Foreign investors are using illicit wealth to buy up property in luxury developments across London, out-pricing locals, according to a new anti-corruption report.

The UK anti-corruption organisation Transparency International (TI-UK) investigated the sale of 2,066 properties across 14 new developments in the capital to calculate the number of overseas buyers and the effect on the capital’s housing crisis.

The report, called Faulty Towers: Understanding the impact of overseas corruption on the London property market, found that 80 per cent of these homes were bought by foreign investors from countries including Singapore, Hong Kong, China and Malaysia.

TI-UK also found that 40 per cent of these residences were bought by beneficiaries from high corruption risk jurisdictions or using a company registered in a secrecy haven – suggesting it is likely that some of these properties were purchased with illicit wealth.

Among the schemes investigated was South Gardens in Elephant Park, which is built on the site of the former Heygate Estate in the south of the capital. The report found that all 51 properties sold in this scheme to date have been bought by overseas investors.

The post-war housing block South Gardens replaces was previously home to more than 3,000 people, with 1,194 homes being socially rented. It was controversially demolished in 2014 as part of the £1.2 billion urban regeneration of the Elephant and Castle area.

Prices start at £569,000 for a studio flat in the new development and go higher than £1 million, meaning many of the homes are out of reach to those on the average Southwark wage of £34,139.

Southwark Council teamed up with developer Lend Lease for the scheme.

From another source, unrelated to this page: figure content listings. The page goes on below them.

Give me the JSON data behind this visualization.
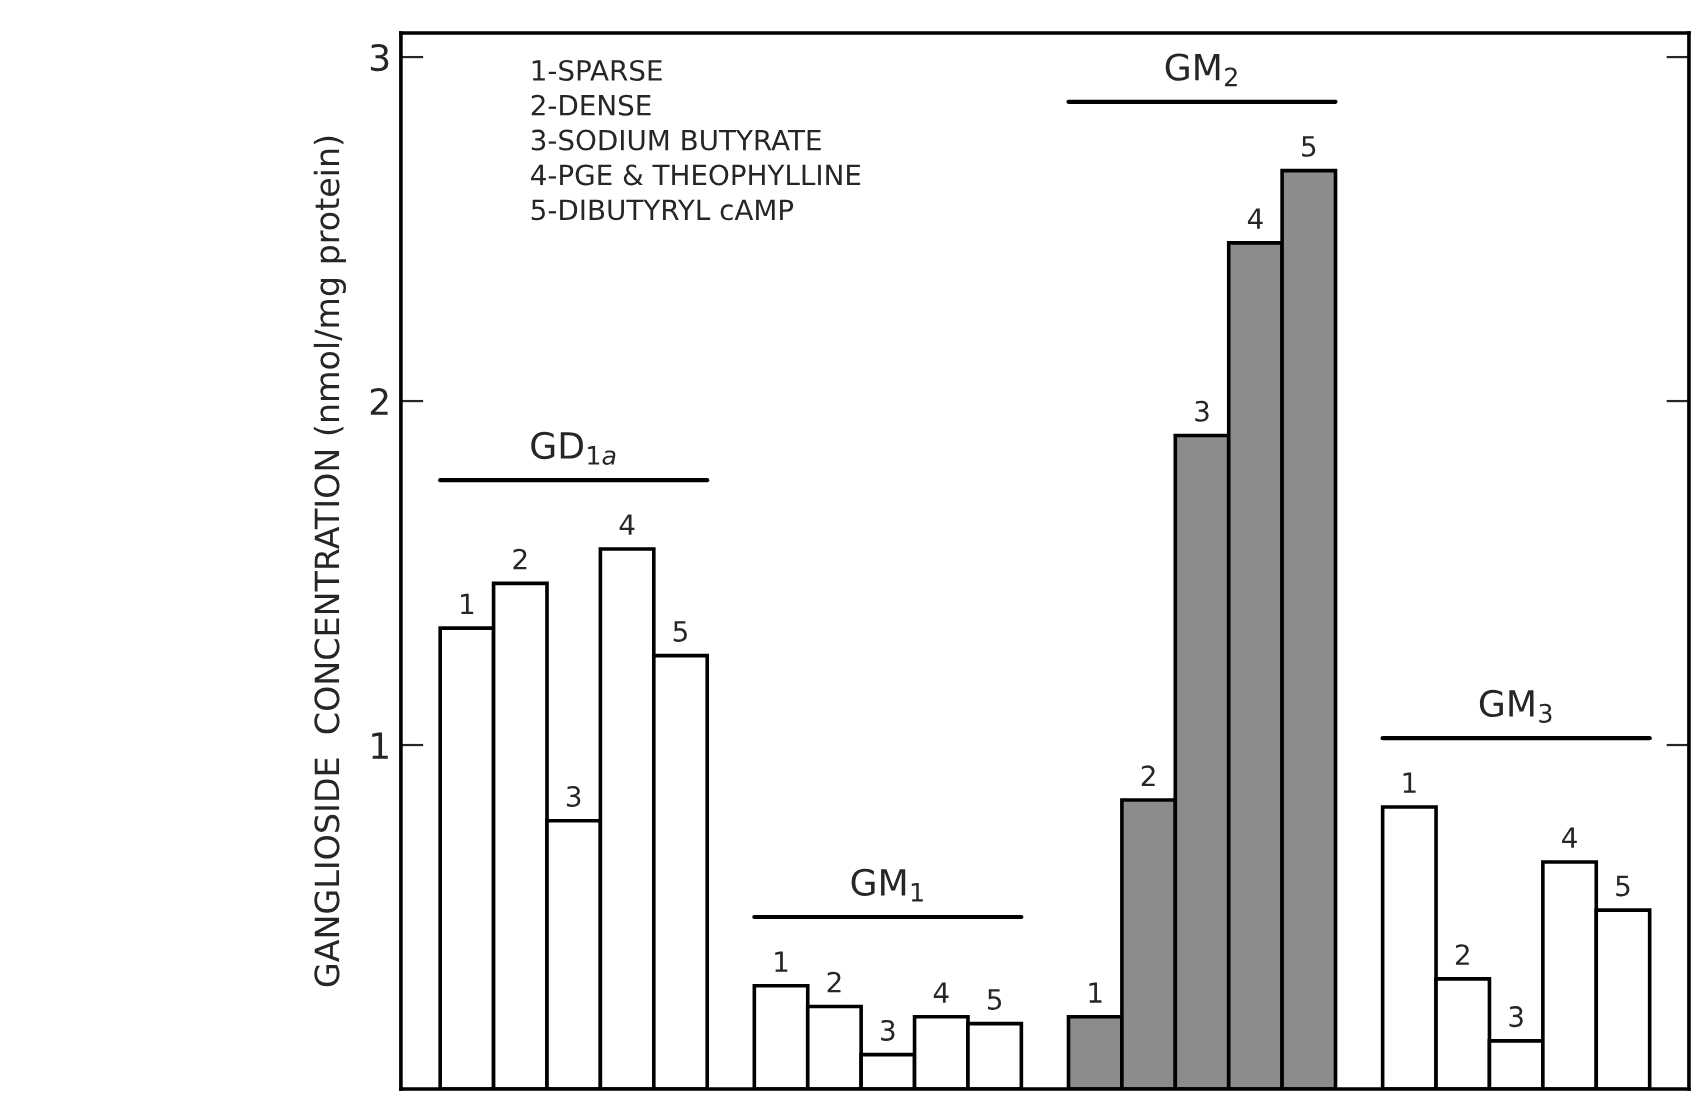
{
  "chart_data": {
    "type": "bar",
    "ylabel": "GANGLIOSIDE  CONCENTRATION (nmol/mg protein)",
    "categories": [
      "GD$_{1a}$",
      "GM$_{1}$",
      "GM$_{2}$",
      "GM$_{3}$"
    ],
    "series": [
      {
        "colors": [
          "#ffffff",
          "#ffffff",
          "#8c8c8c",
          "#ffffff"
        ],
        "values": [
          1.34,
          0.3,
          0.21,
          0.82
        ]
      },
      {
        "colors": [
          "#ffffff",
          "#ffffff",
          "#8c8c8c",
          "#ffffff"
        ],
        "values": [
          1.47,
          0.24,
          0.84,
          0.32
        ]
      },
      {
        "colors": [
          "#ffffff",
          "#ffffff",
          "#8c8c8c",
          "#ffffff"
        ],
        "values": [
          0.78,
          0.1,
          1.9,
          0.14
        ]
      },
      {
        "colors": [
          "#ffffff",
          "#ffffff",
          "#8c8c8c",
          "#ffffff"
        ],
        "values": [
          1.57,
          0.21,
          2.46,
          0.66
        ]
      },
      {
        "colors": [
          "#ffffff",
          "#ffffff",
          "#8c8c8c",
          "#ffffff"
        ],
        "values": [
          1.26,
          0.19,
          2.67,
          0.52
        ]
      }
    ],
    "annotations": [
      "1-SPARSE",
      "2-DENSE",
      "3-SODIUM BUTYRATE",
      "4-PGE & THEOPHYLLINE",
      "5-DIBUTYRYL cAMP",
      "1",
      "2",
      "3",
      "4",
      "5",
      "1",
      "2",
      "3",
      "4",
      "5",
      "1",
      "2",
      "3",
      "4",
      "5",
      "1",
      "2",
      "3",
      "4",
      "5"
    ],
    "ylim": [
      0,
      3.07
    ],
    "yticks": [
      1,
      2,
      3
    ],
    "tick_labels": "y",
    "grid": false
  }
}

The council’s Affordable Housing Statement shows that 79 of the 360 residences in the scheme will be socially rented.

Riseamsharples property firm, which focuses on advising offshore investors on purchasing London property, marketed the residences abroad two years before the project was built to provide necessary funds for the development.

“Developers are seeking to attract the billions of pounds of investment into London and are therefore building expensive new homes for buyers to store wealth in,” the director of Policy Transparency International UK Duncan Hames told Dezeen.

“This has resulted in an oversupply of prime property whilst Londoners are in desperate need of affordable homes,” he continued.

The practice of marketing London residences abroad first is not uncommon. It was reported in 2013 that one in 10 newly built properties were sold this way with the Home Builders Federation claiming that securing early foreign investment allowed cheaper social housing to go ahead.

Indicators like low electricity usage show that many residences purchased by overseas investors are left empty or underused.

“Billions of pounds of ‘crisis capital’ – money fleeing instability caused by corruption – flows into London each year, often invested in the property market,” said Hames.

“These flows of money appear to be exacerbating the housing crisis,” he explained. “Investment into ‘prime’ central London causes those living there to move out and buy property in other areas of London; pushing up demand and prices.”

Other schemes included in the investigation include Market Towers in the Kohn Pedersen Fox-designed One Nine Elms and residences in SOM’s 42-storey Manhattan Loft Gardens.

Architects and designers have proposed a number of approaches to solve London’s housing crisis.

Zaha Hadid Architects director Patrik Schumacher mapped out a solution that involves getting rid of regulations, privatising all public space and scrapping social housing, while British studio OMMX and Naked House has developed an affordable mode where homes are stripped back to bare necessities.